I have been an admirer and follower of Toumani Diabate for many years since first hearing Mande variations.I am most concerned to have missed this latest tour (World Circuit why was it not circulated widely? - I thought I was on your mailing list?) I have been disappointed by the two occasions I have heard him live - at the Hay festival in 2010 and with Afrocubism at the Albert Hall in 2011. I understand and appreciate his interest to participate in different musical styles. He has on both live occasions stated his objective of developing culture. He shows by his collaborations a desire to integrate aspects of his culture and Malian musical tradition with other world music. It is brave, does not always work but when it does, makes a contribution that is of the greatest order to his objective. However this man is special for his ability to play the Kora. I want to hear his huge talent without the drowning of over amplification nor flattened by rythms unsympathetic to the Kora. The direction needs to be classical not pop; acoustic not electric; the virtuoso and his instrument. A classical Malian court performance set in surroundings that do justice to the marvellous sound he makes is not too much to ask? A chamber performance in collaborations with great virtuosos of western instruments?
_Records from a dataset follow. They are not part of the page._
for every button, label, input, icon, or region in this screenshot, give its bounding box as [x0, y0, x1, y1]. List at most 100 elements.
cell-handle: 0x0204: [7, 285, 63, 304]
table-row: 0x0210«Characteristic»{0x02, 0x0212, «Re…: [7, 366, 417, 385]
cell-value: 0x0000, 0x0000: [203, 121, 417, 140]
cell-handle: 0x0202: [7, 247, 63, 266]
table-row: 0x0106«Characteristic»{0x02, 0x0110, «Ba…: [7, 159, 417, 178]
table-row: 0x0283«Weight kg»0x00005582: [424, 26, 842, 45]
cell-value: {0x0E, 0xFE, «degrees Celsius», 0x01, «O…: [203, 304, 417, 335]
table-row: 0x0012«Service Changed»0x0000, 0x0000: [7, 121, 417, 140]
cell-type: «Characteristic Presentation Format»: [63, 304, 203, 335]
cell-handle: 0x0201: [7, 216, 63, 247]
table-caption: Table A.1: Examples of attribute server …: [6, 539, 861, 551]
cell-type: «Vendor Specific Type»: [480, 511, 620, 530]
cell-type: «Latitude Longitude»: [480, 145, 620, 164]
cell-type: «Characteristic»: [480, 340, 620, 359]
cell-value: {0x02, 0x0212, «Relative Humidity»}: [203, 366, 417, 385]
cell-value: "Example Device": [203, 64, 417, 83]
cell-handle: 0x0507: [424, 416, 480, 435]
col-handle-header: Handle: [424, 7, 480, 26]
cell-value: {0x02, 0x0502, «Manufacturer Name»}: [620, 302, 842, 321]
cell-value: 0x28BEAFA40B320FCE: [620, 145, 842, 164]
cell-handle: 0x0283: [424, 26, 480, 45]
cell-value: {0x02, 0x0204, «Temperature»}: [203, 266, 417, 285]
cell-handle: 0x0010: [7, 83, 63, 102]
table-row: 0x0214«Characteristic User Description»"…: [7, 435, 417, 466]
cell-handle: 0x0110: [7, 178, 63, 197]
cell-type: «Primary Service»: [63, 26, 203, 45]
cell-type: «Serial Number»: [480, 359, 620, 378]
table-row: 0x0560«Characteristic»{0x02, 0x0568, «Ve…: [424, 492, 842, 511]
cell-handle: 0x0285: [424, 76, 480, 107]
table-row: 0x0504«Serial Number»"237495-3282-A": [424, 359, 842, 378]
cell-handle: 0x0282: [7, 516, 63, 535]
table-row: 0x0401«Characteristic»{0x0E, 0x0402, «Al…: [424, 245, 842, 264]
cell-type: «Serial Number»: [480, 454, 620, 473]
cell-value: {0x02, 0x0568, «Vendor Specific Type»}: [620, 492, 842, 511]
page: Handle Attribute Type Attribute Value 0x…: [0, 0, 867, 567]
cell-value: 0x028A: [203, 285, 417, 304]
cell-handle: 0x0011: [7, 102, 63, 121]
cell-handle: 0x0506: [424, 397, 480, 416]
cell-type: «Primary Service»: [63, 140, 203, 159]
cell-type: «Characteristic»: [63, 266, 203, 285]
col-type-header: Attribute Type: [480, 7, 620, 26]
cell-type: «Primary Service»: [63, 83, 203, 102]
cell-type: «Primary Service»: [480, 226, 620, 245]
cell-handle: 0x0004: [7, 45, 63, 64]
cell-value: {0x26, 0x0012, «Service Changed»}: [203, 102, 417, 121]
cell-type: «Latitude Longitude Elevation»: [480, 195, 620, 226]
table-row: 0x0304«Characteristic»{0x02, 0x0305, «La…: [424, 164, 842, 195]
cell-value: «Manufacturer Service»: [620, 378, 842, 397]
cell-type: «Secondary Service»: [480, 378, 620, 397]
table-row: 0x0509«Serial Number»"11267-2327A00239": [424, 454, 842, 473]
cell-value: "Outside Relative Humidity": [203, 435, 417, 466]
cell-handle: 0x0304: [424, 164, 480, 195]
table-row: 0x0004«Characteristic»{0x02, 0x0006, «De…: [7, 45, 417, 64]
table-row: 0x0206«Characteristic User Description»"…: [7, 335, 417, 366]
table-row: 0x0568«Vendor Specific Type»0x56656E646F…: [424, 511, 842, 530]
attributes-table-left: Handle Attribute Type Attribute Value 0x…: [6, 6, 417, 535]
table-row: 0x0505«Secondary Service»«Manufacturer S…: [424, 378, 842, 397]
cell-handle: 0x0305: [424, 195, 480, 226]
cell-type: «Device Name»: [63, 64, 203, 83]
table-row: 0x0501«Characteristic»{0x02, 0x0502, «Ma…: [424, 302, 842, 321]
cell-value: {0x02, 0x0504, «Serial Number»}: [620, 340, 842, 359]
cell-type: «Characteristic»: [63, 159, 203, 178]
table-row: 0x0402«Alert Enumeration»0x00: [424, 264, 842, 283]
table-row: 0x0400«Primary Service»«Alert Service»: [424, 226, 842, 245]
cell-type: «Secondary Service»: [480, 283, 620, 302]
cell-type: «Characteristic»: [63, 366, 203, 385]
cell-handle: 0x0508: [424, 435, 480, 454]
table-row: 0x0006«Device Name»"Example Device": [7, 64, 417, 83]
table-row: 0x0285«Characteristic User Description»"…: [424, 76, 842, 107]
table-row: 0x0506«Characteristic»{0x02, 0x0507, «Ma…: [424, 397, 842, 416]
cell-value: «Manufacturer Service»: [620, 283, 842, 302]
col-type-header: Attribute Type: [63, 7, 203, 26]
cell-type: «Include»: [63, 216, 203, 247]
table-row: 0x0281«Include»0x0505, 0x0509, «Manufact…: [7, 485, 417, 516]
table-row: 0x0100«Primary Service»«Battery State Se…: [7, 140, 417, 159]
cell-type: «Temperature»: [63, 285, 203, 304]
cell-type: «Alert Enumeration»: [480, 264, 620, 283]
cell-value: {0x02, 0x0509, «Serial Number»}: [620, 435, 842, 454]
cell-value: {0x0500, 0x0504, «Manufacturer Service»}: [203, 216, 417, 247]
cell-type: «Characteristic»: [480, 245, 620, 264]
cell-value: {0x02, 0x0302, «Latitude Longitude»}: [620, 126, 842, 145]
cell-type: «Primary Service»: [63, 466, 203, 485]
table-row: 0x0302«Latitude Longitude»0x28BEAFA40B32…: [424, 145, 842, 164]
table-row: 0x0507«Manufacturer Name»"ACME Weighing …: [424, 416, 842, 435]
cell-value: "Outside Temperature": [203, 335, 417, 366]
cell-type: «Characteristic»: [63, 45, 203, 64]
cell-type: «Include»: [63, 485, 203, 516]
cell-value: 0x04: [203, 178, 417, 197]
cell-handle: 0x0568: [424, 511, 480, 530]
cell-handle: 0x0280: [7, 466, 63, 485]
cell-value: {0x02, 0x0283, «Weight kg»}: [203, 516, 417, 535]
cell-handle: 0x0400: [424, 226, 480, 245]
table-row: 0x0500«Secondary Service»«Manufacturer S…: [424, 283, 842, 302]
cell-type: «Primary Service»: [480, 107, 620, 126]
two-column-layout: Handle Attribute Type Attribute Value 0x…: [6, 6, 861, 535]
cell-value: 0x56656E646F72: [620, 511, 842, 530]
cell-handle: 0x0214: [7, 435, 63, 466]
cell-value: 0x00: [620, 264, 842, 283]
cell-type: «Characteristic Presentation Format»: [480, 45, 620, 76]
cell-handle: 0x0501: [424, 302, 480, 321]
Dear Nick Well said! I imagine we are at a point in the "going global" story of Malian (and other African) music where we need to look again at what this music is. We seem to be running on the initial explosion of African-music-as-a-new-party-music and WOMAD type post-rock "world music" experiences. While it is always possible to fit another culture's music into the structures of the West (as has been done with the "blues" of Ali Farka Toure), it is important to remember that the original music creates its own context and in doing so creates its own vital message. Toumani's first recording, Kaira, recording over 20 years ago is a fine example of a music which moves the body and the mind and yet remains as subtle as the finest chamber music. I have had the privilege of adapting these awe inspiring compositions for solo guitar and have been constantly astounded at a range of compositional development that I have seen only in great musicians such as Bach or Scarlatti. It is possible that we could also revise our retelling of the Malian story and suggest that we see it through the lens of the western classical canon, or at least hear it presented and recorded with the kind of sound quality we would hear from Rubenstein or Yo-Yo Ma, in a space which does justice to an instrument with all the grace and profundity of any existing concert instrument. Perhaps in this way we could start to see that the music of the kora is a phenomenon of its own. It is not a new form of dance music, not a new form of jazz or even classical music. It is capable of delivering a profound and moving musical experience and should be given the perfect space to do this. I agree too that Toumani's message is his solo work and I feel that his output to date has not been allowed to develop this message in ways that were promised by that marvelous recording 20 years ago. We don't need another improvising axe-man - we need another profound composer and performer like the 20 year-old kora master that delivered a performance of some of Mali's greatest compositions which to this day should stand as one of the high points of instrumental music anywhere in the world (and seems to be destined to be appreciated only in obscure kora and African music collections). PLEASE enough Afro-Cuba - Let us hear the great music of the griots in its full power!